Attribute Metadata Details

Complete reference for attribute metadata, covering discovered source schema fields and configurable extended metadata that controls SQL transformation, security policies, and code generation.

Overview

Attributes contain extensive metadata that controls how they're transformed into SQL. This metadata is stored in two main tables:

  1. core.datasource_attribute - Core attribute information

  2. core.datasource_attribute_polymorphic_version - Version-specific metadata

DataPancake discovers the source schema attributes and generates metadata based on those attributes, then creates additional extended metadata to allow you to provide additional configuration information for flattening and normalization, security policy integration, schema transformation, and data enrichment.


Source Schema vs. Extended Metadata

Source Schema Metadata:

  • Automatically discovered during scanning

  • Represents what DataPancake found in your data

  • Includes paths, data types, sample values, and structure information

  • Generally read-only (except for record status)

Extended Metadata:

  • User-configurable fields for transformation

  • Controls how attributes become SQL columns

  • Includes data type mappings, transformations, security policies, and semantic layer configurations

  • Fully editable to customize pipeline behavior


Metadata Organization

The Pipeline Designer organizes attribute metadata into logical sections:

  • Source Schema Metadata - Discovered attributes, paths, types, and structure information

  • Destination Schema Metadata - Snowflake data type configuration and key identification

  • Transformation & Security Metadata - Column naming, transformations, semantic layer, and security policies

  • Arrays & Nested Structures Metadata - Array-specific configuration and relationships

  • Foreign Key Metadata - Foreign key relationships for array tables


Core Attribute Fields

These fields are stored in core.datasource_attribute and apply to all polymorphic versions of an attribute:

Attribute Path (ATTRIBUTE_PATH)

  • The full path to the attribute in the source data

  • Example: customer.contact.email

  • Used to reference the attribute in source queries

Attribute Path Embedded (ATTRIBUTE_PATH_EMBEDDED)
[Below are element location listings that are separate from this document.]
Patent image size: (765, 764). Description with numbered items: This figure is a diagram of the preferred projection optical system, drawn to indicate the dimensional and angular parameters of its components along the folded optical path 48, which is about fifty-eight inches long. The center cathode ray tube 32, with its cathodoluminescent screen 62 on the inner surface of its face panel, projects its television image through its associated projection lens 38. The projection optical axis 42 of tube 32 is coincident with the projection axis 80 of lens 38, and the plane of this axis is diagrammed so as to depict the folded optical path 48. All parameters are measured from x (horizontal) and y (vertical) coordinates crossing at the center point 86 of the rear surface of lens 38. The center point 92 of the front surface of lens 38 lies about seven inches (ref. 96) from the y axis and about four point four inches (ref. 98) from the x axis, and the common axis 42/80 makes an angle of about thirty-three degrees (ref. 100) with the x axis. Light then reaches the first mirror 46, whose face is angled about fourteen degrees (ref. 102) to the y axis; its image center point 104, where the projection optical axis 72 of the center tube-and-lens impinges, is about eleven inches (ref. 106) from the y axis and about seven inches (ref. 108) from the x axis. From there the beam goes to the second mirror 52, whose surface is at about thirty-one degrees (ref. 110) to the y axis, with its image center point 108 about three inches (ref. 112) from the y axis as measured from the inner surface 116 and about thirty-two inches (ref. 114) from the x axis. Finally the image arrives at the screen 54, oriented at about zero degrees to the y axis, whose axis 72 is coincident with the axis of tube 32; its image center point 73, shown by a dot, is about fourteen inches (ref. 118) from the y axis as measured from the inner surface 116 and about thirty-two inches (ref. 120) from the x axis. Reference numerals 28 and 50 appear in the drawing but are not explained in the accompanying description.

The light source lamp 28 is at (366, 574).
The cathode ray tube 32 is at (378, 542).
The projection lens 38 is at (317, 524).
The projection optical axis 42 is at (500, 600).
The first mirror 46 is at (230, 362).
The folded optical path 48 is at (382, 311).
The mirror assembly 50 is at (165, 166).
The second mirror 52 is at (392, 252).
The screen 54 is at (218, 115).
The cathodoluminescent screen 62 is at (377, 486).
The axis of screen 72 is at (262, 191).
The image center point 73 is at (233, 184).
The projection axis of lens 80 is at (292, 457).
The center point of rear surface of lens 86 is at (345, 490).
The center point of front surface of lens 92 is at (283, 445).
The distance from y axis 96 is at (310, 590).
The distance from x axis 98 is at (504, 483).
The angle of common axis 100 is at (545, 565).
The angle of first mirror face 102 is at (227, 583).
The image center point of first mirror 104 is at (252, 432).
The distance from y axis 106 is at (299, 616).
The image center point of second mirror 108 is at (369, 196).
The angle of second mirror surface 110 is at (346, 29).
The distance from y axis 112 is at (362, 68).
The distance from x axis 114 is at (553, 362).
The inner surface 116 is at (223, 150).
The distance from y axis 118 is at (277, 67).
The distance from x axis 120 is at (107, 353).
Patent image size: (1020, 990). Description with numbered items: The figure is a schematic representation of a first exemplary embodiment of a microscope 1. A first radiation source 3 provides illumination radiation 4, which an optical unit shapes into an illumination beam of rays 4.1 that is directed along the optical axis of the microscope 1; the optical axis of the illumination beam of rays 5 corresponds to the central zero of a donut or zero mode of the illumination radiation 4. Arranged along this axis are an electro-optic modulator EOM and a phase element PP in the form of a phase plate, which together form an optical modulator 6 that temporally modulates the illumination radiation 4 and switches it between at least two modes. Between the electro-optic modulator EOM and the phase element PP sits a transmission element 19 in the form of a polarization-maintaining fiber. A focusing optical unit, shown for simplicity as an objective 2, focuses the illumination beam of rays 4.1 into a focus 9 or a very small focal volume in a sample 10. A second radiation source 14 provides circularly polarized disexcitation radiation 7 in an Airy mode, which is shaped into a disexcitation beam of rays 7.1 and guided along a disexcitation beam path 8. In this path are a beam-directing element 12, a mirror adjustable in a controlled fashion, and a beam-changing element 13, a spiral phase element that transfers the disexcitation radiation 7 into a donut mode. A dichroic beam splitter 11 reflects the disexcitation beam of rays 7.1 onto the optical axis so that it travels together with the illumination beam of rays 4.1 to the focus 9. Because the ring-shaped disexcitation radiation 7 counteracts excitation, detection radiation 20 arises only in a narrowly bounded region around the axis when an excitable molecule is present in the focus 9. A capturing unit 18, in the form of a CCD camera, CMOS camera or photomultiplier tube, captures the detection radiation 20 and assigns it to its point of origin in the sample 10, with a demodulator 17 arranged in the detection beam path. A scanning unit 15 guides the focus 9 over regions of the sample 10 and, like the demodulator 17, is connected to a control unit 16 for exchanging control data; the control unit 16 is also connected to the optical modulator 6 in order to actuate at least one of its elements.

  • Path for attributes found within embedded/stringified JSON

  • Tracks nested JSON structures within string fields

Attribute Name (ATTRIBUTE_NAME)

  • The leaf name of the attribute

  • Example: For path customer.contact.email, the name is email

Attribute Level (ATTRIBUTE_LEVEL)

  • The nesting depth of the attribute

  • Root level attributes have level 0

  • Each nested level increments the count

Attribute Order (ATTRIBUTE_ORDER)

  • Ordering information for attributes at the same level

  • Used for consistent presentation

Parent Object (PARENT_OBJECT)

  • The parent object path containing this attribute

  • Example: For customer.contact.email, parent object is customer.contact

Parent Array (PARENT_ARRAY)

  • The parent array path if this attribute is within an array

  • Example: For orders[0].order_id, parent array is orders

  • Used for foreign key relationship configuration

Parent Array Embedded (PARENT_ARRAY_EMBEDDED)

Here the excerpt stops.